Rocks dating from the birth of our planet 4.5 billion years ago have been found beneath the crust of the Earth, researchers determined. A pair of "birthmarks" have been discovered sitting in the mantle of our home planet, the region between the crust and the core.
Silicate material found in this layer took shape less than 50 million years after the Earth cooled, solidifying our planet. Evidence for this layer was found in two widely-separated regions of the globe - the Ontong Java Plateau in the Pacific Ocean, and Baffin Bay in the North Atlantic.
The early Earth is thought to have grown in size during its first few tens of millions of years through the accretion of material collected in a series of collisions with other bodies. The largest of these events, and the last, involved our planet being struck by a body the size of Mars. This powerful event resulted in the formation of the moon.
"What we've found are surviving parts of Earth's primitive mantle that have been preserved for four and a half billion years, and I think that's kind of exciting!" said Richard Walker of the University of Maryland.
This new finding would suggest that parts of the Earth's mantle are still left over, largely unchanged, since this ancient era. Previously, most researchers believed multiple impacts and heating would have mixed materials within the mantle, resulting in a largely homogeneous geological layer.
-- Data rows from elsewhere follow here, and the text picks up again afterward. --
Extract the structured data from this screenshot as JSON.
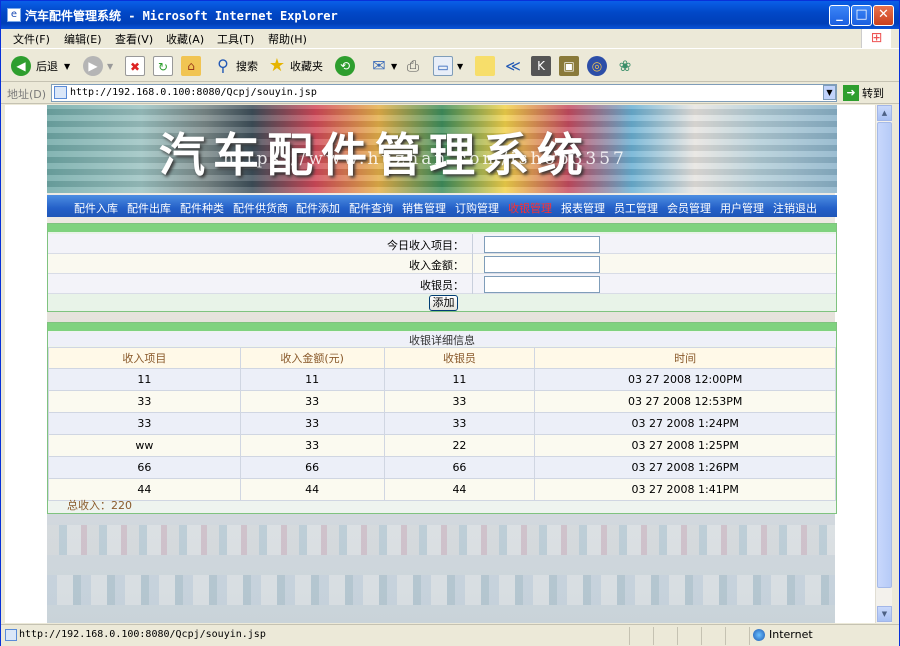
{
  "window": {
    "title": "汽车配件管理系统 - Microsoft Internet Explorer",
    "minimize": "_",
    "maximize": "□",
    "close": "✕"
  },
  "menu": [
    "文件(F)",
    "编辑(E)",
    "查看(V)",
    "收藏(A)",
    "工具(T)",
    "帮助(H)"
  ],
  "toolbar": {
    "back": "后退",
    "search": "搜索",
    "favorites": "收藏夹"
  },
  "address": {
    "label": "地址(D)",
    "url": "http://192.168.0.100:8080/Qcpj/souyin.jsp",
    "go": "转到"
  },
  "banner": {
    "title": "汽车配件管理系统",
    "watermark": "https://www.huzhan.com/ishop3357"
  },
  "nav": [
    {
      "label": "配件入库",
      "active": false
    },
    {
      "label": "配件出库",
      "active": false
    },
    {
      "label": "配件种类",
      "active": false
    },
    {
      "label": "配件供货商",
      "active": false
    },
    {
      "label": "配件添加",
      "active": false
    },
    {
      "label": "配件查询",
      "active": false
    },
    {
      "label": "销售管理",
      "active": false
    },
    {
      "label": "订购管理",
      "active": false
    },
    {
      "label": "收银管理",
      "active": true
    },
    {
      "label": "报表管理",
      "active": false
    },
    {
      "label": "员工管理",
      "active": false
    },
    {
      "label": "会员管理",
      "active": false
    },
    {
      "label": "用户管理",
      "active": false
    },
    {
      "label": "注销退出",
      "active": false
    }
  ],
  "form": {
    "item_label": "今日收入项目：",
    "amount_label": "收入金额：",
    "cashier_label": "收银员：",
    "item_value": "",
    "amount_value": "",
    "cashier_value": "",
    "add_button": "添加"
  },
  "records": {
    "title": "收银详细信息",
    "columns": [
      "收入项目",
      "收入金额(元)",
      "收银员",
      "时间"
    ],
    "rows": [
      [
        "11",
        "11",
        "11",
        "03 27 2008 12:00PM"
      ],
      [
        "33",
        "33",
        "33",
        "03 27 2008 12:53PM"
      ],
      [
        "33",
        "33",
        "33",
        "03 27 2008 1:24PM"
      ],
      [
        "ww",
        "33",
        "22",
        "03 27 2008 1:25PM"
      ],
      [
        "66",
        "66",
        "66",
        "03 27 2008 1:26PM"
      ],
      [
        "44",
        "44",
        "44",
        "03 27 2008 1:41PM"
      ]
    ],
    "total": "总收入：220"
  },
  "status": {
    "url": "http://192.168.0.100:8080/Qcpj/souyin.jsp",
    "zone": "Internet"
  },
  "colors": {
    "nav_bg": "#2460c8",
    "nav_active": "#ff3030",
    "panel_bar": "#7fd27f",
    "header_text": "#8a5a2b"
  }
}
The first cracks in this idea were revealed in 2012, when researchers found material in the mantle dating to 2.8 billion years before our own time. Even this ancient date is twice as old as the first colonies of green algae in seas of our planet.
Ratios of radioactive isotopes can be examined in order to provide a record of events which occurred long ago, back to the birth of our planet. These ancient relics of the early Earth were identified from high levels of tungsten, a material formed from the radioactive decay of 182-hafnium. This element was present during the formation of our solar system, but is no longer found on Earth.
Analysis of the ancient material within the Earth's mantle was profiled in the journal Science.